Why is this delete operation reported as success if the document is still there after refresh?

I'm deleting a bunch a documents in elasticsearch using helpers.streaming_bulk from the python library

for ok, results in helpers.streaming_bulk(
  _es_session.es_client,
  operations,
  max_retries=20,
  raise_on_error=False,
  refresh=True,
):
  action, result = results.popitem()

  logging.warning(
    {"message": "Delete operation", "details": result, "_id": result["_id"]}
  )

In this case operations is a list of deletes that look like

{
  "_index": "xxx",
  "_id": msg_id,
  "_op_type": "delete",
  "_routing": routing,
}

I'm logging the results of every delete operation and I just found one that looks like that

{
  "message": "Delete operation",
  "details": {
    "_index": "xxx",
    "_type": "_doc",
    "_id": "5e66366e42c85a0701986c1e",
    "_version": 416147310420656688,
    "result": "deleted",
    "forced_refresh": true,
    "_shards": {"total": 2, "successful": 2, "failed": 0},
    "_seq_no": 4930576,
    "_primary_term": 1,
    "status": 200
  },
  "_id": "5e66366e42c85a0701986c1e",
  "Module": "root",
  "Severity": "WARNING"
}

As you can see the status is 200, but when I run that query

GET /enriched_reviews_v9/_search
{
  "query": {
    "ids": {"values": ["5e66366e42c85a0701986c1e"]}
  },
  "_source": false
}

it returns the document.

I am missing something? Why is this delete operation reported as success if the document is still there (I'm forcing a refresh)

Are you using routing? If so, did you supply the same routing key when deleting as indexing? What happens if you query using the same routing parameter?

Yes I'm using a rounting key and I'm provifding it correctly. It setup my mapping using

"_routing": {
  "required": true
 }

so it raises an exception if I don't do it. I am thinking about a race condition, but I can't explain why. Maybe if I provide more details you will have a better idea of what is hapening.

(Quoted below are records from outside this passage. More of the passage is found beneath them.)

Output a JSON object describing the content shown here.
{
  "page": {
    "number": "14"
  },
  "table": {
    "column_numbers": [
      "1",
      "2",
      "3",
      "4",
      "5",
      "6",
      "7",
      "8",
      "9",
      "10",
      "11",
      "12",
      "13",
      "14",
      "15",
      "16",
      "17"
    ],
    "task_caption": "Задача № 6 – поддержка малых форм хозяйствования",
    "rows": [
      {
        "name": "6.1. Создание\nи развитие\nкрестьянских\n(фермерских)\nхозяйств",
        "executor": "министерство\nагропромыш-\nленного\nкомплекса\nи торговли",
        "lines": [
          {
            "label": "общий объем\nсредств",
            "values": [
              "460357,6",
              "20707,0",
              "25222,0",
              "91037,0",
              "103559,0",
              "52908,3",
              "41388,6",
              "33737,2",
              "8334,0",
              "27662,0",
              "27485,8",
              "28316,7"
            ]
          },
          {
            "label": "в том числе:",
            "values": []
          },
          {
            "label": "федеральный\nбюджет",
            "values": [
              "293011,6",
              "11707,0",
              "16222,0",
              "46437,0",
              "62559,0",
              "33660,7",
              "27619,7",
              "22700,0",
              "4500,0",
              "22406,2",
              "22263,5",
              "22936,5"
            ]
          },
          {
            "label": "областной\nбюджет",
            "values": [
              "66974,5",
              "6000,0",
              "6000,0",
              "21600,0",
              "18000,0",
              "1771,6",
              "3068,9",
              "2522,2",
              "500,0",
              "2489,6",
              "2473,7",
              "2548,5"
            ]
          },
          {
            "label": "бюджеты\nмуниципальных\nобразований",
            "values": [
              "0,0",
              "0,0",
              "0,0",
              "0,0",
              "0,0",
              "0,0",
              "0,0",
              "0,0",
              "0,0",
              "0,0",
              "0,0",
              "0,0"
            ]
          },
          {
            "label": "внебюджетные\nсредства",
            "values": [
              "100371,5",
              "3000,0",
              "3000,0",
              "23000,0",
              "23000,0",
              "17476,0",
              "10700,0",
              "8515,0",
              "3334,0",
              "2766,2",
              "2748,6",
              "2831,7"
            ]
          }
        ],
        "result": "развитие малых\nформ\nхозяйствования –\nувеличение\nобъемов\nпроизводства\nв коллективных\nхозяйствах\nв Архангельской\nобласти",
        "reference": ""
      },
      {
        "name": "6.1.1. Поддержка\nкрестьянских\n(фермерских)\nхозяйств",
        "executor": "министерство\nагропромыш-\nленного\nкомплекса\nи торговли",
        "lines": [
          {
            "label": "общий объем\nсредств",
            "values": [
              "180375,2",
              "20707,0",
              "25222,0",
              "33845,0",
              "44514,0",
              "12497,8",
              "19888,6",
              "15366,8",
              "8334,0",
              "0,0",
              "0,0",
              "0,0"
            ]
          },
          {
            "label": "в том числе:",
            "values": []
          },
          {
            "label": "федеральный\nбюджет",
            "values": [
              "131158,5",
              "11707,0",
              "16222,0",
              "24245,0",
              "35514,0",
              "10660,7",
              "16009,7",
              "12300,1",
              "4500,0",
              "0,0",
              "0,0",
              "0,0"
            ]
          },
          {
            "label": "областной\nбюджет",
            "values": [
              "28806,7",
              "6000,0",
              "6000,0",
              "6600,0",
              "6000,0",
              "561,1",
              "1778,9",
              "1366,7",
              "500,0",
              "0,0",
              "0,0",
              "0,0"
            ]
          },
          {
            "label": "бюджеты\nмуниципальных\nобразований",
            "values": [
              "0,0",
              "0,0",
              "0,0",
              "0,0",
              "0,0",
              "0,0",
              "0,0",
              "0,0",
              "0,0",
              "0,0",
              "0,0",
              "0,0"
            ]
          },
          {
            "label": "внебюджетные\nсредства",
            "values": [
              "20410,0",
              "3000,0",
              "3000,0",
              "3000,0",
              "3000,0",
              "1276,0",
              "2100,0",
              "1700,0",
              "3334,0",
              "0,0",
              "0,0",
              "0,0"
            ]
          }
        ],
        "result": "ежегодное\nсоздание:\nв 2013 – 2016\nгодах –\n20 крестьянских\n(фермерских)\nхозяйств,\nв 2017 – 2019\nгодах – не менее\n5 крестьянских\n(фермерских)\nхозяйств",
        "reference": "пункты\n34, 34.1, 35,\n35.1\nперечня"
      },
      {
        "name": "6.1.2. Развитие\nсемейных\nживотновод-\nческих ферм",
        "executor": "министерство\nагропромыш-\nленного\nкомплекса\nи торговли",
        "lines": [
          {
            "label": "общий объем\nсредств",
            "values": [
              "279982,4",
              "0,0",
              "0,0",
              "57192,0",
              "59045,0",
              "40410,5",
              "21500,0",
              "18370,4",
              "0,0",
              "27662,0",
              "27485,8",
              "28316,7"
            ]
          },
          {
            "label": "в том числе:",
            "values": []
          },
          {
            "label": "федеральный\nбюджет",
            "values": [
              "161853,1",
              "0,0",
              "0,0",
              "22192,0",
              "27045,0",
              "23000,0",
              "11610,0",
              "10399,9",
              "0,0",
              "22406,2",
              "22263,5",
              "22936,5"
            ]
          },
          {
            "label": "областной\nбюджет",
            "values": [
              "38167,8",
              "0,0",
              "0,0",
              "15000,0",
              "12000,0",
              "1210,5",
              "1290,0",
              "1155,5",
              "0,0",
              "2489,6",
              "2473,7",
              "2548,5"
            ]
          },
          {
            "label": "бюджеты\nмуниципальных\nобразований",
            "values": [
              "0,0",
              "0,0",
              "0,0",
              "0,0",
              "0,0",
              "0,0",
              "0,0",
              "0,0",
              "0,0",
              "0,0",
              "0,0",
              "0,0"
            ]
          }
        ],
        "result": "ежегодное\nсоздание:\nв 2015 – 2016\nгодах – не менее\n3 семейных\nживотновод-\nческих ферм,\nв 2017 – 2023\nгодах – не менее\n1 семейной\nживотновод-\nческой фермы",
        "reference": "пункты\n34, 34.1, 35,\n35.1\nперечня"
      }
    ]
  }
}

I'm having an army of robots (2 to 20) listening to a stream of messages containing _id. I then do a search with a batch of _id to get the corresponding _routing key so I can use both _id and _routing to create delete actions in a bulk operation. I'm adding refresh=true and the bulk call to the change is imediately available to other robots.

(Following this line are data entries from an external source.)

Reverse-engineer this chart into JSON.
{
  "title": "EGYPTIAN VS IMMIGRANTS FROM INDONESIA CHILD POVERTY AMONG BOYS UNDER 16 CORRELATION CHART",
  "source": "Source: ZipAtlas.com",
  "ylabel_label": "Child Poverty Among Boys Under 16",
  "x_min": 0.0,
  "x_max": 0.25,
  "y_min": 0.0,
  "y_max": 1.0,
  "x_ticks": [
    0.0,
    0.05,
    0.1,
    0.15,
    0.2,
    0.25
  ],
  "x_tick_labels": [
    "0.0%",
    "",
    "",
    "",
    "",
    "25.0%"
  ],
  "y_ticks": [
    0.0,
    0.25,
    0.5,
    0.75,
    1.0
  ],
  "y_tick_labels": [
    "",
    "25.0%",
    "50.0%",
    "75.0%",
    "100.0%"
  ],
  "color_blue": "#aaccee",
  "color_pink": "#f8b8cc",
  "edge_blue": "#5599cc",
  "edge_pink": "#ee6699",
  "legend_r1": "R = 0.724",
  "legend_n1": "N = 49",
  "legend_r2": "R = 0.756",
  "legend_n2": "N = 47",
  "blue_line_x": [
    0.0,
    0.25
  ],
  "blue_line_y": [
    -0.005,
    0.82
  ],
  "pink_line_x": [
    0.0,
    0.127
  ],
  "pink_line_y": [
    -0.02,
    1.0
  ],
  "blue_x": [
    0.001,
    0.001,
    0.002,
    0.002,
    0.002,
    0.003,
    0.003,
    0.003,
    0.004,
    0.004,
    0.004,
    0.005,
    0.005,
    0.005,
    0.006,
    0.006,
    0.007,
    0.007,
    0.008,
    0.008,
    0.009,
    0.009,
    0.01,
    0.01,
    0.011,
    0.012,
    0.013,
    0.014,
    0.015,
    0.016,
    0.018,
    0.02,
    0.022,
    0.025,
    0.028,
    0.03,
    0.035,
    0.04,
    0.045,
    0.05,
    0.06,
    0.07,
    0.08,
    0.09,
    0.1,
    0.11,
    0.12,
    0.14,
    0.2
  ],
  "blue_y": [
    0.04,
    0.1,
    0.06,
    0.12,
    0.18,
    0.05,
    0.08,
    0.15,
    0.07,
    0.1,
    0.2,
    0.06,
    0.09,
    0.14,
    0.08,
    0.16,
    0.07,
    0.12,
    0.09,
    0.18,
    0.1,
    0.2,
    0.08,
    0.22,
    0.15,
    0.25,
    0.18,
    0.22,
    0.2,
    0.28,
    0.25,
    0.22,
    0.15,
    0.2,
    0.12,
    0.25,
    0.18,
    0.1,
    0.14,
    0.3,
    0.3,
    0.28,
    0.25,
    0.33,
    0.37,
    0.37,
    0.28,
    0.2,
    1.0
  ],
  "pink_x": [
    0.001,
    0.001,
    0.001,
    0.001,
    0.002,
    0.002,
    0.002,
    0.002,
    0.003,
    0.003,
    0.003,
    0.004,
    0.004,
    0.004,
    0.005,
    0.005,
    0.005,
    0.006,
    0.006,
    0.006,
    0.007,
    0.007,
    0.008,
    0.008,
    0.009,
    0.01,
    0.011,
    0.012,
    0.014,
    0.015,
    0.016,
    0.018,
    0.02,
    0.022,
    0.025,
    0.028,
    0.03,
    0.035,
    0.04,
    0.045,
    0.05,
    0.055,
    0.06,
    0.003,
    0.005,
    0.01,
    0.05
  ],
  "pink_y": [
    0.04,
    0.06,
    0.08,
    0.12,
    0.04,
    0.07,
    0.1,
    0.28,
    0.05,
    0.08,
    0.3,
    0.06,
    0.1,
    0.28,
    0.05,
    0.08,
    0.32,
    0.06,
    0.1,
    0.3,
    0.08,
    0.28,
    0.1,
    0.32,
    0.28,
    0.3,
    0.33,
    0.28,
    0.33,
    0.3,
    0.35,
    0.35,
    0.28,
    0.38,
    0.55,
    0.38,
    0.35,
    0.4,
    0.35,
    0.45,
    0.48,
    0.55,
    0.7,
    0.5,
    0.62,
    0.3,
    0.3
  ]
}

It seems that this error is happening when two robots receive the same _id around the same time and try to perform the steps descibed :point_up:

Does that help a bit?

Routing ensures that all documents with the same key end up in the same shard. It does however not mean that documents associated with two different routing keys will end up in different shards. If you have documents with the same id but different routing keys, they can therefore affect each other.

Routing id is not a name space and it is possible to have much much more routing keys than you have shards.

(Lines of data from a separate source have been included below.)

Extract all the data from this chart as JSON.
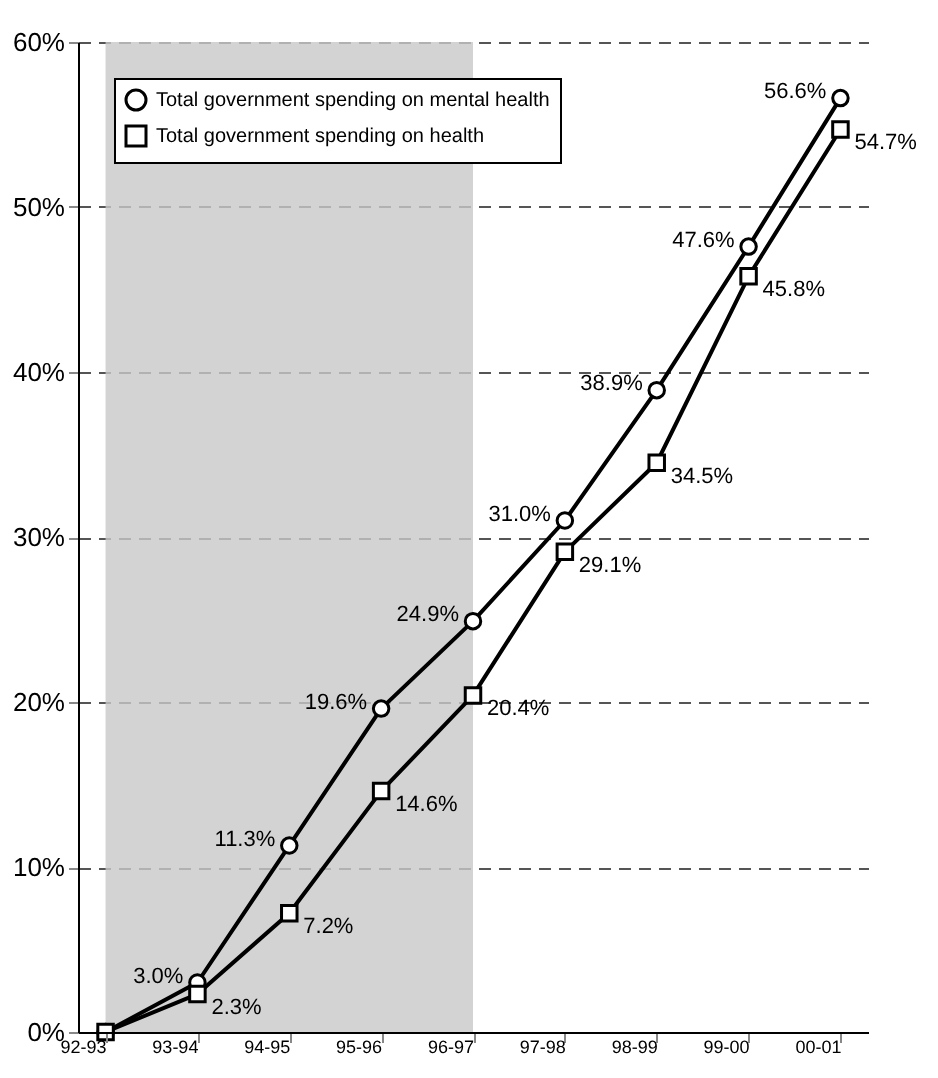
{
  "chart_data": {
    "type": "line",
    "categories": [
      "92-93",
      "93-94",
      "94-95",
      "95-96",
      "96-97",
      "97-98",
      "98-99",
      "99-00",
      "00-01"
    ],
    "series": [
      {
        "name": "Total government spending on mental health",
        "color": "#000000",
        "marker": "circle",
        "values": [
          0,
          3.0,
          11.3,
          19.6,
          24.9,
          31.0,
          38.9,
          47.6,
          56.6
        ],
        "value_labels": [
          null,
          "3.0%",
          "11.3%",
          "19.6%",
          "24.9%",
          "31.0%",
          "38.9%",
          "47.6%",
          "56.6%"
        ]
      },
      {
        "name": "Total government spending on health",
        "color": "#000000",
        "marker": "square",
        "values": [
          0,
          2.3,
          7.2,
          14.6,
          20.4,
          29.1,
          34.5,
          45.8,
          54.7
        ],
        "value_labels": [
          null,
          "2.3%",
          "7.2%",
          "14.6%",
          "20.4%",
          "29.1%",
          "34.5%",
          "45.8%",
          "54.7%"
        ]
      }
    ],
    "ylim": [
      0,
      60
    ],
    "yticks": [
      {
        "value": 0,
        "label": "0%"
      },
      {
        "value": 10,
        "label": "10%"
      },
      {
        "value": 20,
        "label": "20%"
      },
      {
        "value": 30,
        "label": "30%"
      },
      {
        "value": 40,
        "label": "40%"
      },
      {
        "value": 50,
        "label": "50%"
      },
      {
        "value": 60,
        "label": "60%"
      }
    ],
    "grid": "y",
    "legend": "top left",
    "line_style": "solid",
    "bands": [
      {
        "axis": "x",
        "from": "92-93",
        "to": "96-97",
        "color": "#c8c8c8"
      }
    ]
  }
}
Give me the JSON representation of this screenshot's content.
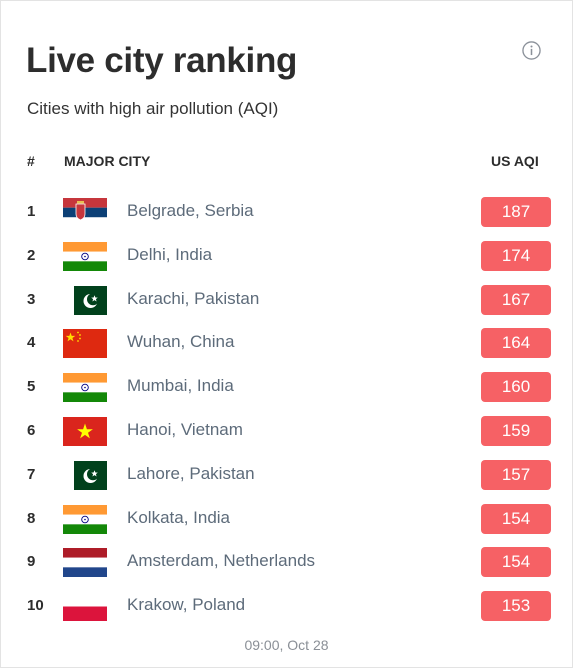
{
  "widget": {
    "title": "Live city ranking",
    "subtitle": "Cities with high air pollution (AQI)",
    "info_icon": "info-icon",
    "columns": {
      "rank": "#",
      "city": "MAJOR CITY",
      "aqi": "US AQI"
    },
    "badge_color": "#f66165",
    "rows": [
      {
        "rank": "1",
        "city": "Belgrade, Serbia",
        "aqi": "187",
        "flag": "serbia"
      },
      {
        "rank": "2",
        "city": "Delhi, India",
        "aqi": "174",
        "flag": "india"
      },
      {
        "rank": "3",
        "city": "Karachi, Pakistan",
        "aqi": "167",
        "flag": "pakistan"
      },
      {
        "rank": "4",
        "city": "Wuhan, China",
        "aqi": "164",
        "flag": "china"
      },
      {
        "rank": "5",
        "city": "Mumbai, India",
        "aqi": "160",
        "flag": "india"
      },
      {
        "rank": "6",
        "city": "Hanoi, Vietnam",
        "aqi": "159",
        "flag": "vietnam"
      },
      {
        "rank": "7",
        "city": "Lahore, Pakistan",
        "aqi": "157",
        "flag": "pakistan"
      },
      {
        "rank": "8",
        "city": "Kolkata, India",
        "aqi": "154",
        "flag": "india"
      },
      {
        "rank": "9",
        "city": "Amsterdam, Netherlands",
        "aqi": "154",
        "flag": "netherlands"
      },
      {
        "rank": "10",
        "city": "Krakow, Poland",
        "aqi": "153",
        "flag": "poland"
      }
    ],
    "timestamp": "09:00, Oct 28"
  }
}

Could this explain what you are seeing?

I don't think so, routing keys are unique for an id. I maybe found something else, related to _version. I can see in the logs that this document was successfully deleted

{
  "message": "Delete operation", 
  "details": {
    "_index": "xxx",
    "_type": "_doc",
    "_id": "5ea608578cf0ecd7dd2d165f",
    "_version": 420329815420844587,
    "result": "deleted",
    "forced_refresh": true,
    "_shards": {
      "total": 2,
      "successful": 2,
      "failed": 0
    }, 
    "_seq_no": 4821083,
    "_primary_term": 1,
    "status": 200
}

but it is still in the index when I query it using

GET /xxx/_search?routing=5bf52d5b9984980001acdc04
{
  "query": {
    "ids": {"values": ["5ea608578cf0ecd7dd2d165f"]}
  },
  "version": true
}

But the version I have in my index is 420329815420844603 and the version that was successfully deleted was 420329815420844587.

I'm adding more logs to see if someone is inserting the document again in between. I'll let you know if I find something, but it looks like the problem is not a race condition. Thanks a lot for your help

It looks like you are not searching with routing key specified so it is possible the document you are finding is not in the ‘correct’ shard? Try searching with the appropriate key.

Oups sorry, I forgot to include routing in my previous message (just edited it) but I am using routing correctly and have the same problem

Can you create a minimal script that reproduces the problem? That will help us see in detail the steps involved and the parameters used.